## Friday, February 04, 2011

### POTD: Reproducing Kernel Banach Spaces with the ℓ1 Norm

Reproducing Kernel Banach Spaces with the ℓ1 Norm
Guohui Song, Haizhang Zhang, and Fred J. Hickernell

Abstract:
Targeting at sparse learning, we construct Banach spaces B of functions on an input space X with the properties that (1) B possesses an l1 norm in the sense that it is isometrically isomorphic to the Banach space of integrable functions on X with respect to the counting measure; (2) point evaluations are continuous linear functionals on B and are representable through a bilinear form with a kernel function; (3) regularized learning schemes on B satisfy the linear representer theorem. Examples of kernel functions admissible for the construction of such spaces are given.

Notes:
This one probably requires some explanation, for the non-ML folks. Reproducing Kernel Hilbert spaces are the coin of the realm in machine learning and for good reason. They allow much of ML to be "ported" from linear classifiers to non-linear classifiers: the kernel mapping essentially linearizes (via lifting) the nonlinear classifiers so you can get the benefit of the nonlinearity while operating algorithmically in a linear world. Even though the induced Hilbert space is typically a function space and is therefore infinite-dimensional, the representer theorem allows us in most cases to operate in a finite dimensional space (where the dimension is bounded by the number of samples). From a metric embedding perspective, kernels completely characterize the class of metrics isometrically embeddable in Euclidean space.

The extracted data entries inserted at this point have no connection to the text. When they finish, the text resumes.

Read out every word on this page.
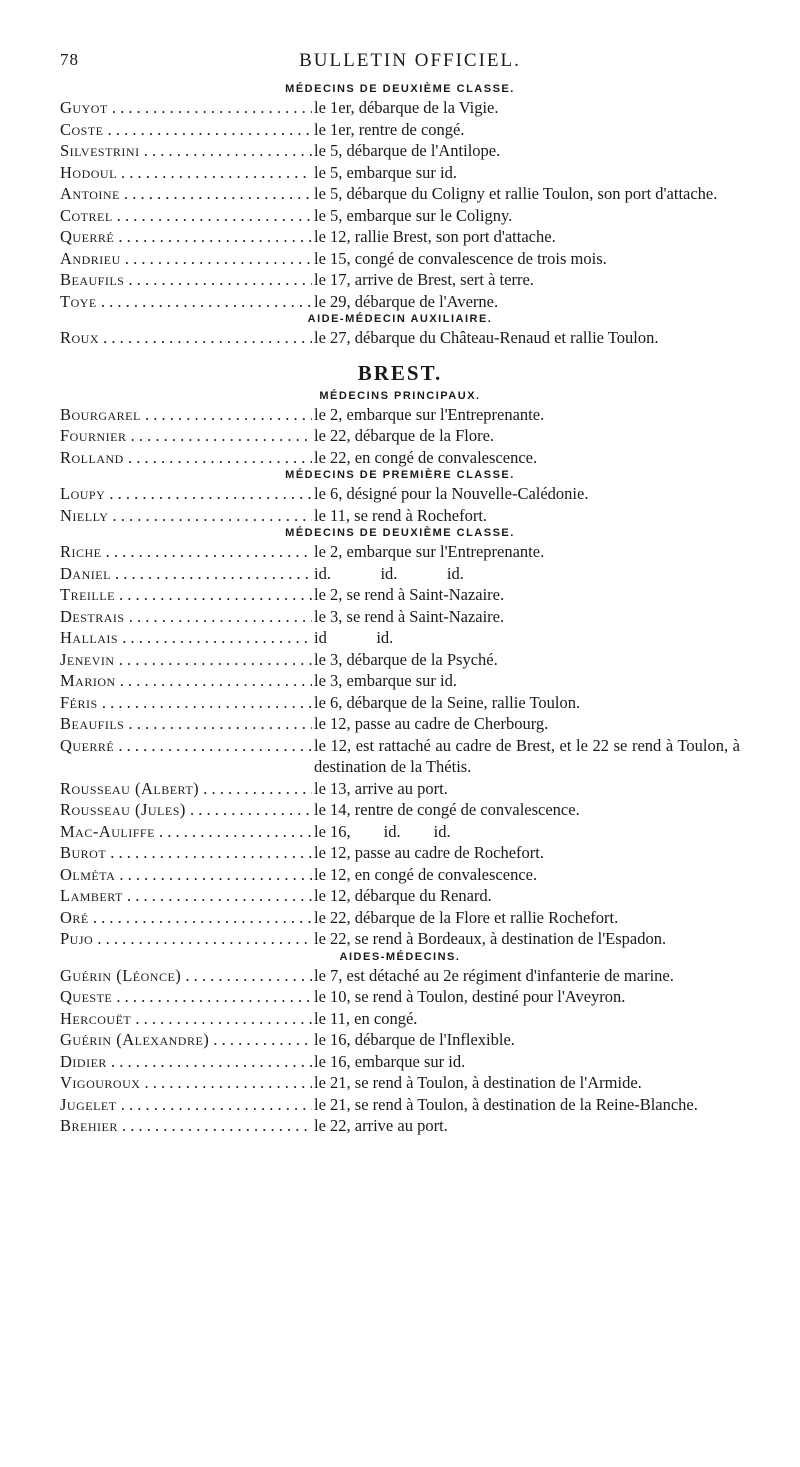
78	BULLETIN OFFICIEL.
MÉDECINS DE DEUXIÈME CLASSE.
Guyot . . .	le 1er, débarque de la Vigie.
Coste . . .	le 1er, rentre de congé.
Silvestrini . . .	le 5, débarque de l'Antilope.
Hodoul . . .	le 5, embarque sur id.
Antoine . . .	le 5, débarque du Coligny et rallie Toulon, son port d'attache.
Cotrel . . .	le 5, embarque sur le Coligny.
Querré . . .	le 12, rallie Brest, son port d'attache.
Andrieu . . .	le 15, congé de convalescence de trois mois.
Beaufils . . .	le 17, arrive de Brest, sert à terre.
Toye . . .	le 29, débarque de l'Averne.
AIDE-MÉDECIN AUXILIAIRE.
Roux . . .	le 27, débarque du Château-Renaud et rallie Toulon.
BREST.
MÉDECINS PRINCIPAUX.
Bourgarel . . .	le 2, embarque sur l'Entreprenante.
Fournier . . .	le 22, débarque de la Flore.
Rolland . . .	le 22, en congé de convalescence.
MÉDECINS DE PREMIÈRE CLASSE.
Loupy . . .	le 6, désigné pour la Nouvelle-Calédonie.
Nielly . . .	le 11, se rend à Rochefort.
MÉDECINS DE DEUXIÈME CLASSE.
Riche . . .	le 2, embarque sur l'Entreprenante.
Daniel . . .	id.            id.            id.
Treille . . .	le 2, se rend à Saint-Nazaire.
Destrais . . .	le 3, se rend à Saint-Nazaire.
Hallais . . .	id            id.
Jenevin . . .	le 3, débarque de la Psyché.
Marion . . .	le 3, embarque sur id.
Féris . . .	le 6, débarque de la Seine, rallie Toulon.
Beaufils . . .	le 12, passe au cadre de Cherbourg.
Querré . . .	le 12, est rattaché au cadre de Brest, et le 22 se rend à Toulon, à destination de la Thétis.
Rousseau (Albert) . . .	le 13, arrive au port.
Rousseau (Jules) . . .	le 14, rentre de congé de convalescence.
Mac-Auliffe . . .	le 16,        id.        id.
Burot . . .	le 12, passe au cadre de Rochefort.
Olméta . . .	le 12, en congé de convalescence.
Lambert . . .	le 12, débarque du Renard.
Oré . . .	le 22, débarque de la Flore et rallie Rochefort.
Pujo . . .	le 22, se rend à Bordeaux, à destination de l'Espadon.
AIDES-MÉDECINS.
Guérin (Léonce) . . .	le 7, est détaché au 2e régiment d'infanterie de marine.
Queste . . .	le 10, se rend à Toulon, destiné pour l'Aveyron.
Hercouët . . .	le 11, en congé.
Guérin (Alexandre) . . .	le 16, débarque de l'Inflexible.
Didier . . .	le 16, embarque sur id.
Vigouroux . . .	le 21, se rend à Toulon, à destination de l'Armide.
Jugelet . . .	le 21, se rend à Toulon, à destination de la Reine-Blanche.
Brehier . . .	le 22, arrive au port.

So RKHSs are great. So what's the deal with this paper ? What it tries to do is combine the power of RKHSs with the regularity and sparsity properties guaranteed by $\ell_1$ norms. Even though your typical Banach space doesn't admit an inner product (what you need for the kernel mapping), they show that you can define special Banach spaces in which kernels can be defined as before, and the representer theorem holds, but that you can get sparse bases for solutions because of the nice $\ell_1$ properties.

I promised SHORT summaries, so I'm not going to go further. But the takeaway message here is the ability to extend the nice properties of RKHSs to Banach spaces. For completeness I should mention that there are other approaches that have tried to do this, but using different mathematical constructs that are in some way less well suited.